The books that they are reading with an adult can be a little harder, with slightly more complex sentence structure and slightly harder vocabulary. (Maybe 1 or 2 of these for every 5 or 6 of the easy ones.) It should still be a happy experience to read this text . The adult mentor can allow 2 or 3 attempts at a word and then just supply the word without comment. (I will introduce and pronounce the characters' names before we start a chapter. There are more "rule breakers" and foreign pronunciations in names than in almost anything else.)
Every once in while, suggest a book that is a real reach. (Maybe after 5 or 6 really easy books and 1 or 2 slightly harder ones.) A kid's non-fiction interests are the perfect way to do this. Non-fiction tends to have more unfamiliar vocabulary and it's perfectly okay not to read the whole book. If you have a new car and you want to know how to set the clock, you don't necessarily make yourself read the whole manual. Kids are no different.
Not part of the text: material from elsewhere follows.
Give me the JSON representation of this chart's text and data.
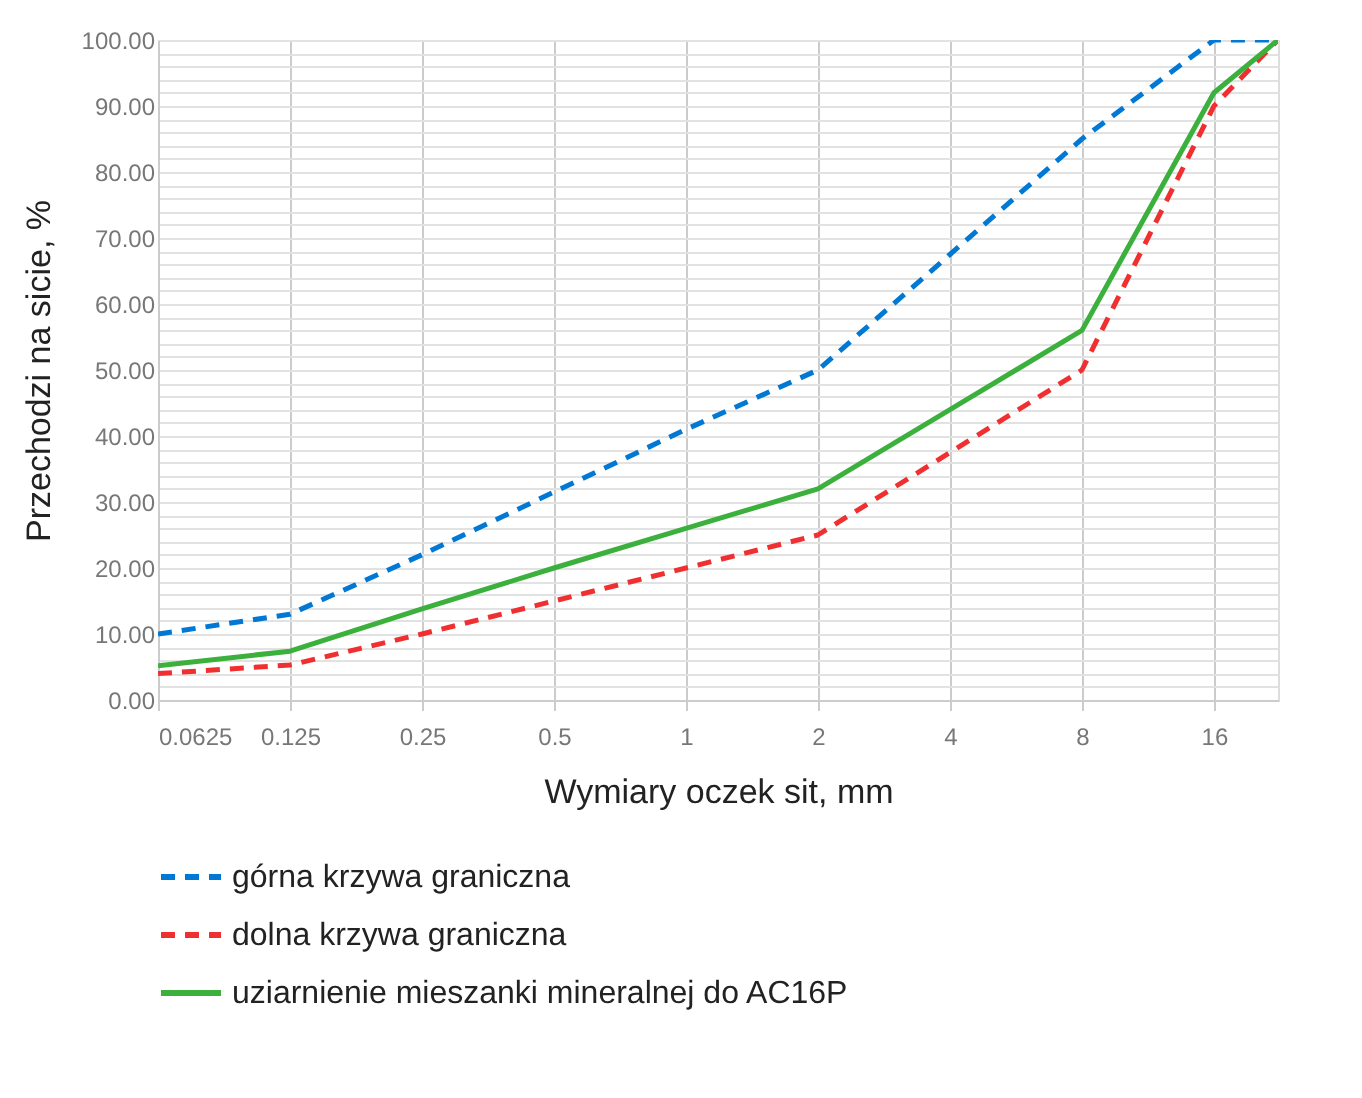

It's perfectly fine to read just for information sometimes.
The most important thing I took away from the workshop with Dr. King was essentially this: we need to give our kids permission to use books the same way adult readers do. We don't pick a chemistry text or Nietzche for our pleasure reading. A lot of what we read is easy for us, containing the same plots and characters as the books we have read before. Sometimes we read just for information. We take what we need and leave the rest for another day. Kids can and should do this, too.